In the process of pyrene degradation of the low pyrene treatments (P1 and P2), CO2 was produced and degradation rates were continuously high (Table 2), which indicated that pyrene could be mineralized as the sole carbon source. However, the high pyrene treatments (P4 and P5) inhibited the degradation process in the later period probably due to intermediate product accumulation.
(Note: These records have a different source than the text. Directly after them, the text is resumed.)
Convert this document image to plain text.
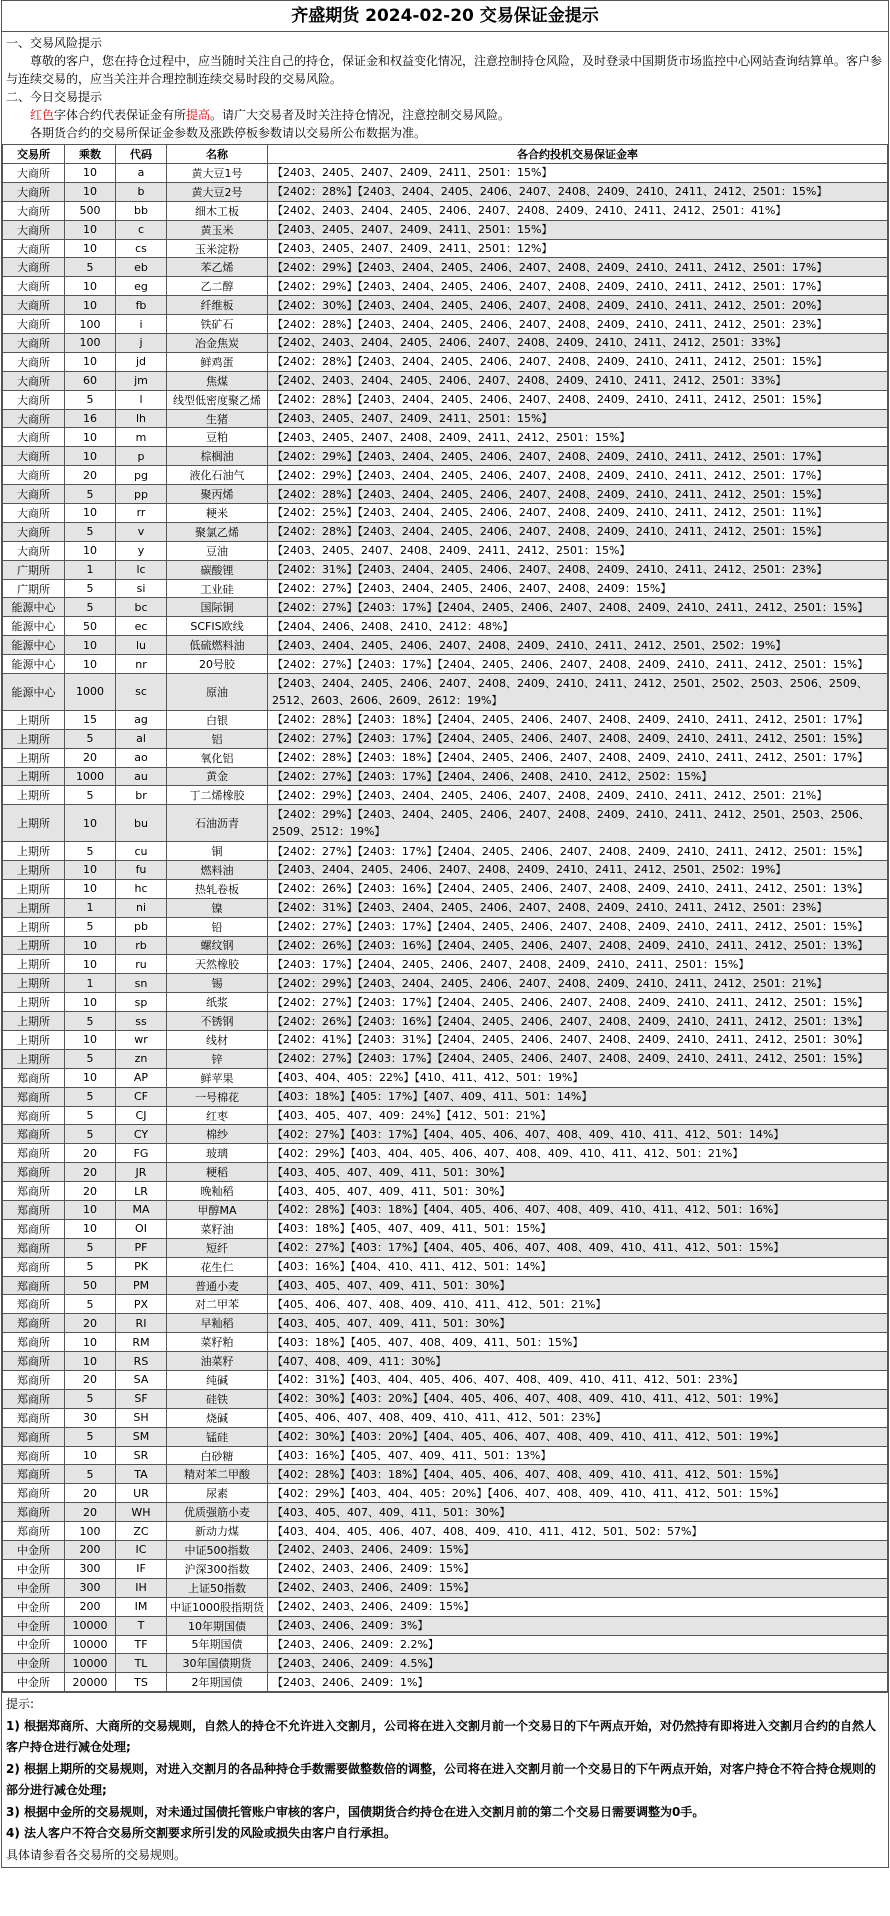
齐盛期货 2024-02-20 交易保证金提示

一、交易风险提示

尊敬的客户，您在持仓过程中，应当随时关注自己的持仓，保证金和权益变化情况，注意控制持仓风险，及时登录中国期货市场监控中心网站查询结算单。客户参与连续交易的，应当关注并合理控制连续交易时段的交易风险。

二、今日交易提示

红色字体合约代表保证金有所提高。请广大交易者及时关注持仓情况，注意控制交易风险。

各期货合约的交易所保证金参数及涨跌停板参数请以交易所公布数据为准。

交易所	乘数	代码	名称	各合约投机交易保证金率
大商所	10	a	黄大豆1号	【2403、2405、2407、2409、2411、2501：15%】
大商所	10	b	黄大豆2号	【2402：28%】【2403、2404、2405、2406、2407、2408、2409、2410、2411、2412、2501：15%】
大商所	500	bb	细木工板	【2402、2403、2404、2405、2406、2407、2408、2409、2410、2411、2412、2501：41%】
大商所	10	c	黄玉米	【2403、2405、2407、2409、2411、2501：15%】
大商所	10	cs	玉米淀粉	【2403、2405、2407、2409、2411、2501：12%】
大商所	5	eb	苯乙烯	【2402：29%】【2403、2404、2405、2406、2407、2408、2409、2410、2411、2412、2501：17%】
大商所	10	eg	乙二醇	【2402：29%】【2403、2404、2405、2406、2407、2408、2409、2410、2411、2412、2501：17%】
大商所	10	fb	纤维板	【2402：30%】【2403、2404、2405、2406、2407、2408、2409、2410、2411、2412、2501：20%】
大商所	100	i	铁矿石	【2402：28%】【2403、2404、2405、2406、2407、2408、2409、2410、2411、2412、2501：23%】
大商所	100	j	冶金焦炭	【2402、2403、2404、2405、2406、2407、2408、2409、2410、2411、2412、2501：33%】
大商所	10	jd	鲜鸡蛋	【2402：28%】【2403、2404、2405、2406、2407、2408、2409、2410、2411、2412、2501：15%】
大商所	60	jm	焦煤	【2402、2403、2404、2405、2406、2407、2408、2409、2410、2411、2412、2501：33%】
大商所	5	l	线型低密度聚乙烯	【2402：28%】【2403、2404、2405、2406、2407、2408、2409、2410、2411、2412、2501：15%】
大商所	16	lh	生猪	【2403、2405、2407、2409、2411、2501：15%】
大商所	10	m	豆粕	【2403、2405、2407、2408、2409、2411、2412、2501：15%】
大商所	10	p	棕榈油	【2402：29%】【2403、2404、2405、2406、2407、2408、2409、2410、2411、2412、2501：17%】
大商所	20	pg	液化石油气	【2402：29%】【2403、2404、2405、2406、2407、2408、2409、2410、2411、2412、2501：17%】
大商所	5	pp	聚丙烯	【2402：28%】【2403、2404、2405、2406、2407、2408、2409、2410、2411、2412、2501：15%】
大商所	10	rr	粳米	【2402：25%】【2403、2404、2405、2406、2407、2408、2409、2410、2411、2412、2501：11%】
大商所	5	v	聚氯乙烯	【2402：28%】【2403、2404、2405、2406、2407、2408、2409、2410、2411、2412、2501：15%】
大商所	10	y	豆油	【2403、2405、2407、2408、2409、2411、2412、2501：15%】
广期所	1	lc	碳酸锂	【2402：31%】【2403、2404、2405、2406、2407、2408、2409、2410、2411、2412、2501：23%】
广期所	5	si	工业硅	【2402：27%】【2403、2404、2405、2406、2407、2408、2409：15%】
能源中心	5	bc	国际铜	【2402：27%】【2403：17%】【2404、2405、2406、2407、2408、2409、2410、2411、2412、2501：15%】
能源中心	50	ec	SCFIS欧线	【2404、2406、2408、2410、2412：48%】
能源中心	10	lu	低硫燃料油	【2403、2404、2405、2406、2407、2408、2409、2410、2411、2412、2501、2502：19%】
能源中心	10	nr	20号胶	【2402：27%】【2403：17%】【2404、2405、2406、2407、2408、2409、2410、2411、2412、2501：15%】
能源中心	1000	sc	原油	【2403、2404、2405、2406、2407、2408、2409、2410、2411、2412、2501、2502、2503、2506、2509、2512、2603、2606、2609、2612：19%】
上期所	15	ag	白银	【2402：28%】【2403：18%】【2404、2405、2406、2407、2408、2409、2410、2411、2412、2501：17%】
上期所	5	al	铝	【2402：27%】【2403：17%】【2404、2405、2406、2407、2408、2409、2410、2411、2412、2501：15%】
上期所	20	ao	氧化铝	【2402：28%】【2403：18%】【2404、2405、2406、2407、2408、2409、2410、2411、2412、2501：17%】
上期所	1000	au	黄金	【2402：27%】【2403：17%】【2404、2406、2408、2410、2412、2502：15%】
上期所	5	br	丁二烯橡胶	【2402：29%】【2403、2404、2405、2406、2407、2408、2409、2410、2411、2412、2501：21%】
上期所	10	bu	石油沥青	【2402：29%】【2403、2404、2405、2406、2407、2408、2409、2410、2411、2412、2501、2503、2506、2509、2512：19%】
上期所	5	cu	铜	【2402：27%】【2403：17%】【2404、2405、2406、2407、2408、2409、2410、2411、2412、2501：15%】
上期所	10	fu	燃料油	【2403、2404、2405、2406、2407、2408、2409、2410、2411、2412、2501、2502：19%】
上期所	10	hc	热轧卷板	【2402：26%】【2403：16%】【2404、2405、2406、2407、2408、2409、2410、2411、2412、2501：13%】
上期所	1	ni	镍	【2402：31%】【2403、2404、2405、2406、2407、2408、2409、2410、2411、2412、2501：23%】
上期所	5	pb	铅	【2402：27%】【2403：17%】【2404、2405、2406、2407、2408、2409、2410、2411、2412、2501：15%】
上期所	10	rb	螺纹钢	【2402：26%】【2403：16%】【2404、2405、2406、2407、2408、2409、2410、2411、2412、2501：13%】
上期所	10	ru	天然橡胶	【2403：17%】【2404、2405、2406、2407、2408、2409、2410、2411、2501：15%】
上期所	1	sn	锡	【2402：29%】【2403、2404、2405、2406、2407、2408、2409、2410、2411、2412、2501：21%】
上期所	10	sp	纸浆	【2402：27%】【2403：17%】【2404、2405、2406、2407、2408、2409、2410、2411、2412、2501：15%】
上期所	5	ss	不锈钢	【2402：26%】【2403：16%】【2404、2405、2406、2407、2408、2409、2410、2411、2412、2501：13%】
上期所	10	wr	线材	【2402：41%】【2403：31%】【2404、2405、2406、2407、2408、2409、2410、2411、2412、2501：30%】
上期所	5	zn	锌	【2402：27%】【2403：17%】【2404、2405、2406、2407、2408、2409、2410、2411、2412、2501：15%】
郑商所	10	AP	鲜苹果	【403、404、405：22%】【410、411、412、501：19%】
郑商所	5	CF	一号棉花	【403：18%】【405：17%】【407、409、411、501：14%】
郑商所	5	CJ	红枣	【403、405、407、409：24%】【412、501：21%】
郑商所	5	CY	棉纱	【402：27%】【403：17%】【404、405、406、407、408、409、410、411、412、501：14%】
郑商所	20	FG	玻璃	【402：29%】【403、404、405、406、407、408、409、410、411、412、501：21%】
郑商所	20	JR	粳稻	【403、405、407、409、411、501：30%】
郑商所	20	LR	晚籼稻	【403、405、407、409、411、501：30%】
郑商所	10	MA	甲醇MA	【402：28%】【403：18%】【404、405、406、407、408、409、410、411、412、501：16%】
郑商所	10	OI	菜籽油	【403：18%】【405、407、409、411、501：15%】
郑商所	5	PF	短纤	【402：27%】【403：17%】【404、405、406、407、408、409、410、411、412、501：15%】
郑商所	5	PK	花生仁	【403：16%】【404、410、411、412、501：14%】
郑商所	50	PM	普通小麦	【403、405、407、409、411、501：30%】
郑商所	5	PX	对二甲苯	【405、406、407、408、409、410、411、412、501：21%】
郑商所	20	RI	早籼稻	【403、405、407、409、411、501：30%】
郑商所	10	RM	菜籽粕	【403：18%】【405、407、408、409、411、501：15%】
郑商所	10	RS	油菜籽	【407、408、409、411：30%】
郑商所	20	SA	纯碱	【402：31%】【403、404、405、406、407、408、409、410、411、412、501：23%】
郑商所	5	SF	硅铁	【402：30%】【403：20%】【404、405、406、407、408、409、410、411、412、501：19%】
郑商所	30	SH	烧碱	【405、406、407、408、409、410、411、412、501：23%】
郑商所	5	SM	锰硅	【402：30%】【403：20%】【404、405、406、407、408、409、410、411、412、501：19%】
郑商所	10	SR	白砂糖	【403：16%】【405、407、409、411、501：13%】
郑商所	5	TA	精对苯二甲酸	【402：28%】【403：18%】【404、405、406、407、408、409、410、411、412、501：15%】
郑商所	20	UR	尿素	【402：29%】【403、404、405：20%】【406、407、408、409、410、411、412、501：15%】
郑商所	20	WH	优质强筋小麦	【403、405、407、409、411、501：30%】
郑商所	100	ZC	新动力煤	【403、404、405、406、407、408、409、410、411、412、501、502：57%】
中金所	200	IC	中证500指数	【2402、2403、2406、2409：15%】
中金所	300	IF	沪深300指数	【2402、2403、2406、2409：15%】
中金所	300	IH	上证50指数	【2402、2403、2406、2409：15%】
中金所	200	IM	中证1000股指期货	【2402、2403、2406、2409：15%】
中金所	10000	T	10年期国债	【2403、2406、2409：3%】
中金所	10000	TF	5年期国债	【2403、2406、2409：2.2%】
中金所	10000	TL	30年国债期货	【2403、2406、2409：4.5%】
中金所	20000	TS	2年期国债	【2403、2406、2409：1%】

提示:

1) 根据郑商所、大商所的交易规则，自然人的持仓不允许进入交割月，公司将在进入交割月前一个交易日的下午两点开始，对仍然持有即将进入交割月合约的自然人客户持仓进行减仓处理;

2) 根据上期所的交易规则，对进入交割月的各品种持仓手数需要做整数倍的调整，公司将在进入交割月前一个交易日的下午两点开始，对客户持仓不符合持仓规则的部分进行减仓处理;

3) 根据中金所的交易规则，对未通过国债托管账户审核的客户，国债期货合约持仓在进入交割月前的第二个交易日需要调整为0手。

4) 法人客户不符合交易所交割要求所引发的风险或损失由客户自行承担。

具体请参看各交易所的交易规则。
Most of NO3 and NO2 were reduced to N2 with little N2O accumulation (Table 3), suggesting that strain M-1 was a denitrifier with the ability of performing the complete denitrification. No evidence showed that pyrene would inhibit a certain step of denitrification in the NO2 added treatments, which was different from Guo et al. (2011). However, the electrons of denitrification consumed were not all from the pyrene degradation, especially in the high N treatments (B and C), in which the ratios of electron consumption to production were higher than 1.0 (Table 3). One possible explanation was that reduced sulfur (S2−), from the Na2S added into the medium initially, might be used in the process of nitrate-driven sulfur oxidation, which was demonstrated in river sediments (Burgin and Hamilton 2008; Yang et al. 2012). Another explanation might be related to the endogenous denitrification (Her and Huang 1995), which needs further study. Therefore, over the N demand for bacterial growth, lower N treatments (with the ratio of electron consumption to production close to one, Table 3) led to more effective process of denitrifying-pyrene-degradation.

This study demonstrated that a P. denitrificans strain M-1 isolated from petroleum-contaminated sediment could degrade pyrene under denitrification condition. Various NO3 /NO2 conditions influenced the pyrene degradation efficiency significantly. In the anaerobic pyrene-degrading process, NO2 could induce the complete denitrification process and act a key factor to promote pyrene degradation. High N concentrations and toxic intermediate product accumulation might inhibit the bacterial growth and biodegradation process. The results suggest that controlling high C/N values and low NO2 and NO3 concentration treatments should be useful strategies to obtain higher PAH degradation efficiencies under the denitrifying condition.